The aim of this postdoctoral research project is to develop the first total synthesis of Zoanthenol a complex natural product in a stereoselective and efficient way. Zoanthenol belongs to the zoanthamine alkaloids, heptacyclic marine alkaloids isolated from marine zoanthids, which have attracted much attention due to their interesting biological and pharmaceutical properties and beautiful chemical structure with high stereochemical complexity. Zoanthenol showed antiplatelet activity and acted as highly selective inhibitors in the present of collagen but showed no activity in the presents of arachidonic acid and thrombin. This selective activity is extremely important in the treatment of cardiovascular diseases, as this will result in only a small change in haemostasis and therefore providing a saver drug. With seven rings and nine stereocenters confined to a C30 framework, Zoanthenol is a densely functionalized, architecturally complex molecule. The greatest synthetic challenge lies in the C ring with its five contiguous stereocenters, three of them quaternary. Therefore a major focus will be on the stereoselective formation of the ABC ring system as previous work proved that the complicated hemi-aminals forming the DEFG rings are thermodynamically favored. This proposal outlines a unique total synthesis of the target molecule. In a highly convergent route the molecule is dissected into three relatively equally complex building blocks. The key steps consist of the fragment coupling by diastereoselective Grignard addition, a conjugated addition to build up the ABC ring system and a Horner- Wadsworth-Emmons reaction to attach the southern part and build up the overall carbon-skeleton. The crucial C ring will be constructed by Diels-Alder addition which should generate two of the required quaternary stereocenters in one step.

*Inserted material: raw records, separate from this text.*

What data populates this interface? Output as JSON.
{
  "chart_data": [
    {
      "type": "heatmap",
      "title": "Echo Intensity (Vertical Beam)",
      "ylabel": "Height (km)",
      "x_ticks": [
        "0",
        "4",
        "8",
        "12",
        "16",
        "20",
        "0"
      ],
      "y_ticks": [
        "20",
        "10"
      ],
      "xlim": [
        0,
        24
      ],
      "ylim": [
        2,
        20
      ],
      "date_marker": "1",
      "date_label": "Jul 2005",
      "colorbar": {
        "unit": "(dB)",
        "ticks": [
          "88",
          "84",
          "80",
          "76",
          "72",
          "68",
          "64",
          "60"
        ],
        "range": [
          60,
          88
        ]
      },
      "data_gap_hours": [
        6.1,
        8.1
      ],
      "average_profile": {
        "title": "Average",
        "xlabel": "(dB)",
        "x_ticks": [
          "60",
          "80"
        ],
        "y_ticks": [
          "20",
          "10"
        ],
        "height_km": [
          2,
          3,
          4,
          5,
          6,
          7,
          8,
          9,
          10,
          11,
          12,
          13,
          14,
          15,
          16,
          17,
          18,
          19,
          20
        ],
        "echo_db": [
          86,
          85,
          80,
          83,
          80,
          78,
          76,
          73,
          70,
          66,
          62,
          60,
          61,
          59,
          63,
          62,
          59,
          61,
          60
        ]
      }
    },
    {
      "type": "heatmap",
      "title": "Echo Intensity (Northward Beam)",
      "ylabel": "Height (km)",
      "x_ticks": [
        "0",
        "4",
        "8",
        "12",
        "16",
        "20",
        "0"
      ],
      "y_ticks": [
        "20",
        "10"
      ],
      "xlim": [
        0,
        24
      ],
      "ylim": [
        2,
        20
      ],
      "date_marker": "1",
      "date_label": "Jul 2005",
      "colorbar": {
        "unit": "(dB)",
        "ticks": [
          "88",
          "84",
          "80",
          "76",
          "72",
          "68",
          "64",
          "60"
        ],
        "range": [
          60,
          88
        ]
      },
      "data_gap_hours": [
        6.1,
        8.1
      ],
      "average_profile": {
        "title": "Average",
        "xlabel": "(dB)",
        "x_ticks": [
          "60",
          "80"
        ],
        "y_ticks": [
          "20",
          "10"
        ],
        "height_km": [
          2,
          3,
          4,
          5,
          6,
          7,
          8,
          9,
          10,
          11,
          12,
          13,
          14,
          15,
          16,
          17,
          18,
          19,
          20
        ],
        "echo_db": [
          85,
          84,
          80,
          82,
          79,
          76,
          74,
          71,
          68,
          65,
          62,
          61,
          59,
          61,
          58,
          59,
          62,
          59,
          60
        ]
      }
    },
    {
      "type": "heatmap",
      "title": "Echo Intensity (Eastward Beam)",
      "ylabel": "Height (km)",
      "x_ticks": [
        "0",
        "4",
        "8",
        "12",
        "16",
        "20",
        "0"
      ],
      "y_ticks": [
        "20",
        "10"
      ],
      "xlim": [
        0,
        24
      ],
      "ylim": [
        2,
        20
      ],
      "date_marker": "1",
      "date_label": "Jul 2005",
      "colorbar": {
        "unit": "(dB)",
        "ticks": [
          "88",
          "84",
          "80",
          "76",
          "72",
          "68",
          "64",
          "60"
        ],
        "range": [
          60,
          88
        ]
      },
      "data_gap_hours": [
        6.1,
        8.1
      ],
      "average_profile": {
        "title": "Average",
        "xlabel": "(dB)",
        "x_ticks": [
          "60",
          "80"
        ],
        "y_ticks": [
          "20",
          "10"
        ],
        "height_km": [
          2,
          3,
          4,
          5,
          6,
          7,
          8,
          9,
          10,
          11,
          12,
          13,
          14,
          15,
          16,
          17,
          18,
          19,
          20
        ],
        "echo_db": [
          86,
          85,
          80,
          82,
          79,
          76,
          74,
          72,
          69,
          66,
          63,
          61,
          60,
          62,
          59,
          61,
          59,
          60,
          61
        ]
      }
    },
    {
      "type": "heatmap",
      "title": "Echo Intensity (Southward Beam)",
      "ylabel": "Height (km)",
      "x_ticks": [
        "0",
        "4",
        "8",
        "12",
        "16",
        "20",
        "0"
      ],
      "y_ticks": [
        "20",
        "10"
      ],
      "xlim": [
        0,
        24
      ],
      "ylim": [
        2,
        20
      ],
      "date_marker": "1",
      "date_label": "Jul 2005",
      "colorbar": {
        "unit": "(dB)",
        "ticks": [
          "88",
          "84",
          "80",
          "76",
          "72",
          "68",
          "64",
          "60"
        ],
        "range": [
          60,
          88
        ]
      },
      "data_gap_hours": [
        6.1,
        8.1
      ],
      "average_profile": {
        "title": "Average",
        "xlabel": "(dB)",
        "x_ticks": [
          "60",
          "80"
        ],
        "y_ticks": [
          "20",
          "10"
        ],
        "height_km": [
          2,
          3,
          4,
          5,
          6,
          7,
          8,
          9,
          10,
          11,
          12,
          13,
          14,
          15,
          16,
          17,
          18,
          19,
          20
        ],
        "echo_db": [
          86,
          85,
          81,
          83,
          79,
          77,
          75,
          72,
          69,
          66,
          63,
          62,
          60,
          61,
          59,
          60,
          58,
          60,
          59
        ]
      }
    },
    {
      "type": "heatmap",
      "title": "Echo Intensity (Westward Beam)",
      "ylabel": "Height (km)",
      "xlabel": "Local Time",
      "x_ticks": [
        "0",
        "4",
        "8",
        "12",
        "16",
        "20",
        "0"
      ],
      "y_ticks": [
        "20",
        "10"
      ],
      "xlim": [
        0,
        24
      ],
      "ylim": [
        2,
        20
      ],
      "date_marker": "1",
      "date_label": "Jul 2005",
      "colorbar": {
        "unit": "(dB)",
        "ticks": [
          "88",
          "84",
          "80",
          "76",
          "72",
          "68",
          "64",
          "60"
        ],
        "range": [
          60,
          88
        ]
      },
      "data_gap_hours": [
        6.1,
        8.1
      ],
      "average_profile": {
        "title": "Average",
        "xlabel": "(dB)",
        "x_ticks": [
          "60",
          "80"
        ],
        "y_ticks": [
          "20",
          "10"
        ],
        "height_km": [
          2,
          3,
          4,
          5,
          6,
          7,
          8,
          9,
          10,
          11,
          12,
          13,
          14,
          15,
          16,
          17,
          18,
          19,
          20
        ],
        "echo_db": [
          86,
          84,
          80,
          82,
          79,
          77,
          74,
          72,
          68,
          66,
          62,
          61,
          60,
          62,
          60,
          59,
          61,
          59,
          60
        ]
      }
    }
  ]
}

As this kind of DA reaction has not been performed before and can be considered risky, an alternative route with higher flexibility is additionally outlined. An aryl annulation will generate the AB ring system and the C ring will be annulated stepwise, a 1,4-addition and alkylation sequence will install the two vicinal quaternary stereocenters and the southern part will be attached at a late stage by an alkyne addition to an aldehyde. This total synthesis will present only the second total synthesis of one of the members of this interesting and highly complex class of natural products.